14 mai 2026, 12:39 pm

LE CAMEROUN VERROUILLE SES FRONTIÈRES AU MAÏS IMPORTÉ

Après la décision historique du Burkina Faso de suspendre les importations de riz, le Cameroun vient de frapper un grand coup sur la table de l’indépendance économique. Le message est clair : l’Afrique ne veut plus seulement consommer ce qu’elle produit, elle refuse désormais de sacrifier ses agriculteurs sur l’autel de l’importation massive.
Hier, au cœur de Yaoundé, une décision radicale a été actée.

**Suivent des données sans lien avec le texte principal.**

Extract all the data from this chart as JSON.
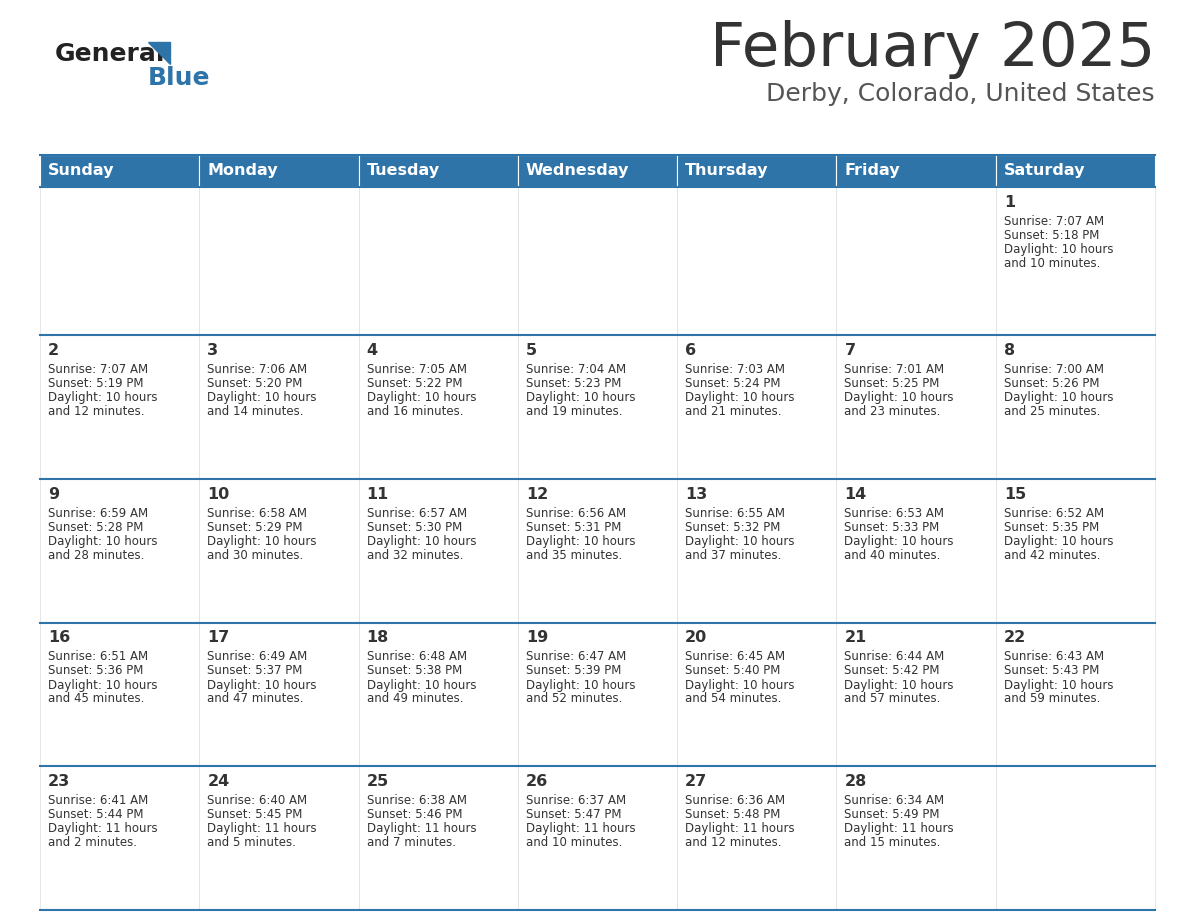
{
  "title": "February 2025",
  "subtitle": "Derby, Colorado, United States",
  "days_of_week": [
    "Sunday",
    "Monday",
    "Tuesday",
    "Wednesday",
    "Thursday",
    "Friday",
    "Saturday"
  ],
  "header_bg": "#2E74A8",
  "header_text": "#FFFFFF",
  "cell_bg": "#FFFFFF",
  "cell_bg_empty_row1": "#F5F5F5",
  "text_color": "#333333",
  "border_color": "#2E74A8",
  "logo_general_color": "#222222",
  "logo_blue_color": "#2E74A8",
  "logo_triangle_color": "#2E74A8",
  "calendar_data": [
    [
      null,
      null,
      null,
      null,
      null,
      null,
      {
        "day": 1,
        "sunrise": "7:07 AM",
        "sunset": "5:18 PM",
        "daylight": "10 hours\nand 10 minutes."
      }
    ],
    [
      {
        "day": 2,
        "sunrise": "7:07 AM",
        "sunset": "5:19 PM",
        "daylight": "10 hours\nand 12 minutes."
      },
      {
        "day": 3,
        "sunrise": "7:06 AM",
        "sunset": "5:20 PM",
        "daylight": "10 hours\nand 14 minutes."
      },
      {
        "day": 4,
        "sunrise": "7:05 AM",
        "sunset": "5:22 PM",
        "daylight": "10 hours\nand 16 minutes."
      },
      {
        "day": 5,
        "sunrise": "7:04 AM",
        "sunset": "5:23 PM",
        "daylight": "10 hours\nand 19 minutes."
      },
      {
        "day": 6,
        "sunrise": "7:03 AM",
        "sunset": "5:24 PM",
        "daylight": "10 hours\nand 21 minutes."
      },
      {
        "day": 7,
        "sunrise": "7:01 AM",
        "sunset": "5:25 PM",
        "daylight": "10 hours\nand 23 minutes."
      },
      {
        "day": 8,
        "sunrise": "7:00 AM",
        "sunset": "5:26 PM",
        "daylight": "10 hours\nand 25 minutes."
      }
    ],
    [
      {
        "day": 9,
        "sunrise": "6:59 AM",
        "sunset": "5:28 PM",
        "daylight": "10 hours\nand 28 minutes."
      },
      {
        "day": 10,
        "sunrise": "6:58 AM",
        "sunset": "5:29 PM",
        "daylight": "10 hours\nand 30 minutes."
      },
      {
        "day": 11,
        "sunrise": "6:57 AM",
        "sunset": "5:30 PM",
        "daylight": "10 hours\nand 32 minutes."
      },
      {
        "day": 12,
        "sunrise": "6:56 AM",
        "sunset": "5:31 PM",
        "daylight": "10 hours\nand 35 minutes."
      },
      {
        "day": 13,
        "sunrise": "6:55 AM",
        "sunset": "5:32 PM",
        "daylight": "10 hours\nand 37 minutes."
      },
      {
        "day": 14,
        "sunrise": "6:53 AM",
        "sunset": "5:33 PM",
        "daylight": "10 hours\nand 40 minutes."
      },
      {
        "day": 15,
        "sunrise": "6:52 AM",
        "sunset": "5:35 PM",
        "daylight": "10 hours\nand 42 minutes."
      }
    ],
    [
      {
        "day": 16,
        "sunrise": "6:51 AM",
        "sunset": "5:36 PM",
        "daylight": "10 hours\nand 45 minutes."
      },
      {
        "day": 17,
        "sunrise": "6:49 AM",
        "sunset": "5:37 PM",
        "daylight": "10 hours\nand 47 minutes."
      },
      {
        "day": 18,
        "sunrise": "6:48 AM",
        "sunset": "5:38 PM",
        "daylight": "10 hours\nand 49 minutes."
      },
      {
        "day": 19,
        "sunrise": "6:47 AM",
        "sunset": "5:39 PM",
        "daylight": "10 hours\nand 52 minutes."
      },
      {
        "day": 20,
        "sunrise": "6:45 AM",
        "sunset": "5:40 PM",
        "daylight": "10 hours\nand 54 minutes."
      },
      {
        "day": 21,
        "sunrise": "6:44 AM",
        "sunset": "5:42 PM",
        "daylight": "10 hours\nand 57 minutes."
      },
      {
        "day": 22,
        "sunrise": "6:43 AM",
        "sunset": "5:43 PM",
        "daylight": "10 hours\nand 59 minutes."
      }
    ],
    [
      {
        "day": 23,
        "sunrise": "6:41 AM",
        "sunset": "5:44 PM",
        "daylight": "11 hours\nand 2 minutes."
      },
      {
        "day": 24,
        "sunrise": "6:40 AM",
        "sunset": "5:45 PM",
        "daylight": "11 hours\nand 5 minutes."
      },
      {
        "day": 25,
        "sunrise": "6:38 AM",
        "sunset": "5:46 PM",
        "daylight": "11 hours\nand 7 minutes."
      },
      {
        "day": 26,
        "sunrise": "6:37 AM",
        "sunset": "5:47 PM",
        "daylight": "11 hours\nand 10 minutes."
      },
      {
        "day": 27,
        "sunrise": "6:36 AM",
        "sunset": "5:48 PM",
        "daylight": "11 hours\nand 12 minutes."
      },
      {
        "day": 28,
        "sunrise": "6:34 AM",
        "sunset": "5:49 PM",
        "daylight": "11 hours\nand 15 minutes."
      },
      null
    ]
  ]
}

Sous la houlette du Ministre du Commerce, Luc Magloire Mbarga Atangana, le gouvernement camerounais a prononcé la suspension immédiate des importations de maïs. Ce n’est pas une simple mesure administrative ; c’est un acte de légitime défense pour la filière locale.

Le diagnostic d’un système à bout de souffle

La crise couvait. Malgré les ambitions de la Stratégie Nationale de Développement 2030 (SND30), les greniers camerounais débordent de stocks invendus tandis que le maïs étranger inonde les marchés. Le constat du gouvernement est sans appel : un manque de coordination dans la délivrance des permis d’importation a créé un décalage dangereux entre la réalité du terrain et les flux commerciaux.

 « On ne peut pas prôner l’import-substitution le jour et étouffer nos propres producteurs la nuit par des importations injustifiées. »

Un tournant majeur pour la politique interne africaine

Ce qui se joue entre Ouagadougou et Yaoundé dépasse les frontières nationales. C’est le réveil d’une conscience économique continentale. En choisissant de protéger leurs terres, ces nations envoient un signal fort aux marchés internationaux : l’Afrique n’est plus un déversoir pour les excédents mondiaux.

Les piliers de la riposte camerounaise

L’interdiction ne vient pas seule ; elle s’accompagne d’un plan de bataille rigoureux. Cette mesure vise précisément à :

  • Désengorger les stocks locaux :Permettre aux agriculteurs de liquider leurs récoltes à des prix justes et rémunérateurs.
  • Sécuriser l’investissement rural : Redonner confiance aux producteurs qui hésitaient à investir par peur de la mévente.
  • Rééquilibrer la balance commerciale : Limiter la sortie de devises pour des denrées que le sol camerounais offre déjà en abondance.
  • Consolider la SND30 : Passer de la théorie de l’import-substitution à une pratique concrète et protectionniste assumée.

Vers une Afrique qui se nourrit elle-même

Le Cameroun s’inscrit désormais dans une dynamique de protection de ses ressources stratégiques. En priorisant la consommation locale, le pays ne se contente pas de réguler un marché ; il bâtit les fondations d’une résilience durable.
Ce virage vers la préférence nationale est peut-être le début d’une nouvelle ère : celle où le panier de la ménagère africaine sera le moteur premier de l’industrie africaine. Le maïs camerounais retrouve aujourd’hui ses lettres de noblesse, et avec lui, c’est toute la dignité du paysan africain qui est réhabilitée.

Le temps de l’action a sonné : après les discours, place à la souveraineté dans l’assiette.